Pip tilted his head. The movement was bird-like, twitchy. When he spoke, his voice wasn’t the high-pitched trill of a performer; it was a low, fractured mosaic of tones that seemed to come from the earth itself.

“The Butcher of Elamira,” Pip whispered, yet the words reached Kael as clearly as if they were breathed into his ear. “Sitting on a throne of grudges, wearing a crown of ghosts. You call me a beggar, Kaelen Valerion? I am the only man in this world who isn’t asking you for anything.”

Kael’s grin didn’t falter, but his grip on the mace tightened at the mention of his true name. “Valerion? Careful, Jester. Names like that get people buried in shallow holes. I’m a simple auditor. I see a debt of silence, and I’m here to collect it.”

“You can’t audit the wind, and you can’t bury the truth,” Pip said, finally looking up. His white-painted face was a blank slate of madness. “The Empire of Solace is coming. Their King wears your father’s shame like a cloak. I didn’t come to juggle for you, Butcher. I came to tell you that the Dragon is waking up... and he’s hungry for more than just jokes.”
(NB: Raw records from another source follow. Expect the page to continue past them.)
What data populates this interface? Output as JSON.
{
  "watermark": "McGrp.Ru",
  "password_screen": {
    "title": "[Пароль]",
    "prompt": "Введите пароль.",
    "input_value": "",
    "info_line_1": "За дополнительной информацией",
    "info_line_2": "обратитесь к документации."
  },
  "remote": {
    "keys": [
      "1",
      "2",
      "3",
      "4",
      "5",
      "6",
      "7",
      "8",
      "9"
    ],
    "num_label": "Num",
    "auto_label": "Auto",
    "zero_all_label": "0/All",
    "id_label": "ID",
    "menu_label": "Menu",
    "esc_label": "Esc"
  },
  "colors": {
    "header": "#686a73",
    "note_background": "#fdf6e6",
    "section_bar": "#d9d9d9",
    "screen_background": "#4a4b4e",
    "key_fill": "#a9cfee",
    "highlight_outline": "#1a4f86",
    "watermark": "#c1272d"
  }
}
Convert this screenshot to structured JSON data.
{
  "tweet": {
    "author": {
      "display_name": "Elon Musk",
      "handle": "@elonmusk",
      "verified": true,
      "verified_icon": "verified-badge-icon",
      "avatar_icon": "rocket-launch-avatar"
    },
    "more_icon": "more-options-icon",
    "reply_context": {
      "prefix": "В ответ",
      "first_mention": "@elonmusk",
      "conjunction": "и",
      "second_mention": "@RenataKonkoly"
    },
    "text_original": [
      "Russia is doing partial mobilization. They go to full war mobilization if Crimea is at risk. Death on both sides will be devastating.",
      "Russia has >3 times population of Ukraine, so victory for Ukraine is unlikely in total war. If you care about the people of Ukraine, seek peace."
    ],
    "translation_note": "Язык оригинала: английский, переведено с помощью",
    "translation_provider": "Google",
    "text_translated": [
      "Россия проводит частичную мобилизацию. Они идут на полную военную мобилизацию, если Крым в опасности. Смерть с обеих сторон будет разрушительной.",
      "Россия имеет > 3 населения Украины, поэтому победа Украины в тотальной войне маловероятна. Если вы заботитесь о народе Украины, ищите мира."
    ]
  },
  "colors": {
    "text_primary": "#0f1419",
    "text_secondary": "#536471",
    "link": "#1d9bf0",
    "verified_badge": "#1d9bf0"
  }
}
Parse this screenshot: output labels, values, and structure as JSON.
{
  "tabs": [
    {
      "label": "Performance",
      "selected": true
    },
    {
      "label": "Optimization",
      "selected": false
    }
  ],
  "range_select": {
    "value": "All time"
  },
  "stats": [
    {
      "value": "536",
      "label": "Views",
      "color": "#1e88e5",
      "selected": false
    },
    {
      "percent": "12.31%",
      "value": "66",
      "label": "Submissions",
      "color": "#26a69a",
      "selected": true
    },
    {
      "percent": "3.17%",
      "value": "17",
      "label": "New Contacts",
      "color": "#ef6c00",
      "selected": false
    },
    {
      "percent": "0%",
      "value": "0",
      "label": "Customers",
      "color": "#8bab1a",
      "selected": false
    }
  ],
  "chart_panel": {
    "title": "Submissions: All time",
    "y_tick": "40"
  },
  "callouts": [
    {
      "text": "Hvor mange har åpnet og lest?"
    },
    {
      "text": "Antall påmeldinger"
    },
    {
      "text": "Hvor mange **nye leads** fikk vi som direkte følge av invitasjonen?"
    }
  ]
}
Kael stepped closer, his shadow falling over Pip’s lion. He looked the beast in the eye and didn’t blink. “I don’t believe in dragons. I believe in things I can hit with a hammer. And right now, Sparky, you’re looking very hittable.”

Pip smiled. It was a slow, terrifying peeling back of his lips. “Then hit me, Lord of War. But remember... when you strike a tamer, you don’t just hit the man. You hit everything that follows him.”

Behind Pip, a hundred pairs of glowing eyes opened in the tall grass.


As Kael raised his mace, a high-pitched, unnatural whistle pierced the air—not from Pip’s lips, but from the sky. The clouds shifted, and for a brief, heart-stopping second, a shadow the size of a cathedral passed over Elamira City, accompanied by a roar that sounded like the earth itself was screaming in pain.